First, this language must be semi-decidable, or recursively enumerable, because we can enumerate Turing-machine encodings that halt on some input. To accomplish this, begin enumerating all binary strings. At each stage, begin a new TM which begins simulating execution of the machine encoded by the string just generated on all possible inputs. Continue on so that all possible TM encodings are being simulated on all possible inputs. Dovetail the executions of these machines so that each one gets its next time quantum within finite time so that every possible input is simulated on every possible TM in finite time. If any of the simulations ever halt, then we print out the encoding that halted on the input and we can stop simulating that encoding. This must eventually print out any encoding in the language, so the language is enumerated. This means we can answer the question, "is this TM in the language?" for any provided TM given that the answer is yes (since we will eventually encounter it).

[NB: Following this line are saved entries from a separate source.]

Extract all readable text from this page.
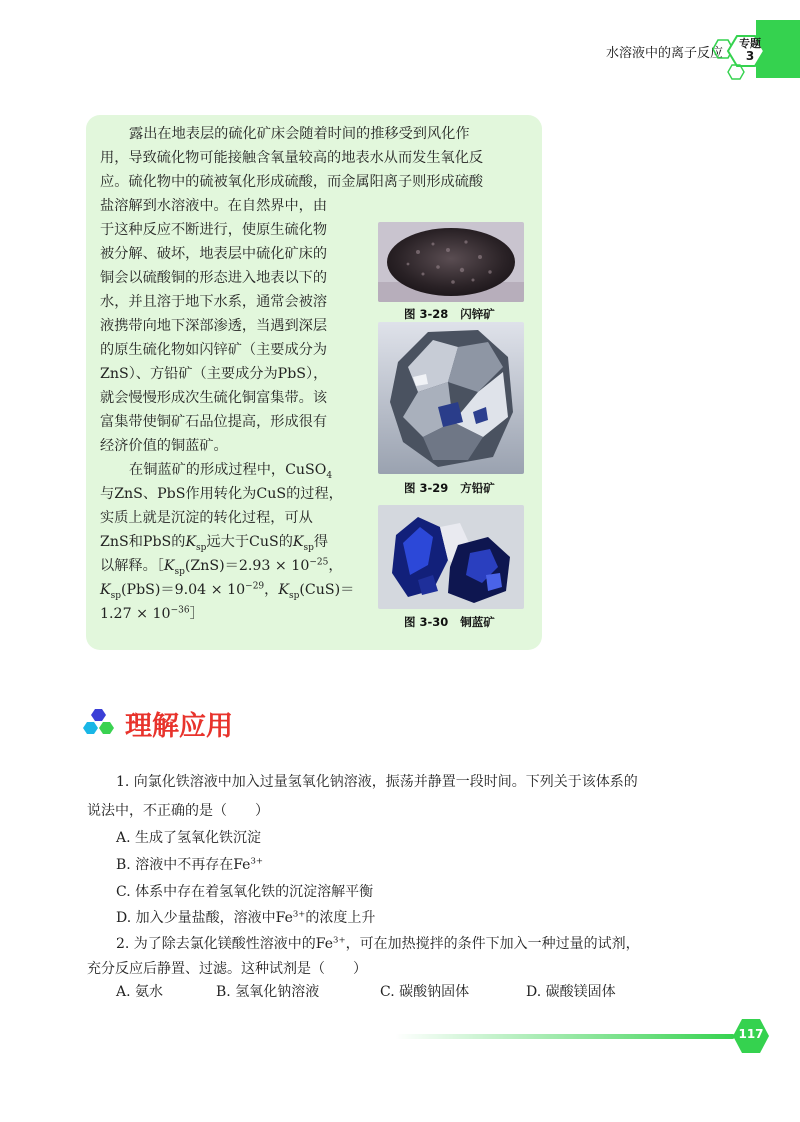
水溶液中的离子反应
专题
3
露出在地表层的硫化矿床会随着时间的推移受到风化作
用，导致硫化物可能接触含氧量较高的地表水从而发生氧化反
应。硫化物中的硫被氧化形成硫酸，而金属阳离子则形成硫酸
盐溶解到水溶液中。在自然界中，由
于这种反应不断进行，使原生硫化物
被分解、破坏，地表层中硫化矿床的
铜会以硫酸铜的形态进入地表以下的
水，并且溶于地下水系，通常会被溶
液携带向地下深部渗透，当遇到深层
的原生硫化物如闪锌矿（主要成分为
ZnS）、方铅矿（主要成分为PbS），
就会慢慢形成次生硫化铜富集带。该
富集带使铜矿石品位提高，形成很有
经济价值的铜蓝矿。
在铜蓝矿的形成过程中，CuSO$_4$
与ZnS、PbS作用转化为CuS的过程，
实质上就是沉淀的转化过程，可从
ZnS和PbS的$K_{sp}$远大于CuS的$K_{sp}$得
以解释。$[K_{sp}(ZnS)=2.93 \times 10^{-25}$，
$K_{sp}(PbS)=9.04 \times 10^{-29}$，$K_{sp}(CuS)=$
$1.27 \times 10^{-36}]$
图 3-28 闪锌矿
图 3-29 方铅矿
图 3-30 铜蓝矿
理解应用
1. 向氯化铁溶液中加入过量氢氧化钠溶液，振荡并静置一段时间。下列关于该体系的
说法中，不正确的是（　　）
A. 生成了氢氧化铁沉淀
B. 溶液中不再存在$Fe^{3+}$
C. 体系中存在着氢氧化铁的沉淀溶解平衡
D. 加入少量盐酸，溶液中$Fe^{3+}$的浓度上升
2. 为了除去氯化镁酸性溶液中的$Fe^{3+}$，可在加热搅拌的条件下加入一种过量的试剂，
充分反应后静置、过滤。这种试剂是（　　）
A. 氨水	B. 氢氧化钠溶液	C. 碳酸钠固体	D. 碳酸镁固体
117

Second, the language cannot be decidable, or recursive, because this gives us a clear method of deciding the halting problem: ask whether the TM in question in in the language, and get a yes or no answer back as to whether it halts on some input. We can always modify the TM of interest so that it can only possibly halt on whatever input is of interest and then feed it into our decider if we have a specific input in mind.
Third, these facts imply that the language is not co-recursively enumerable, since its being both recursively enumerable and co-recursively enumerable would imply it is recursive, which is not the case.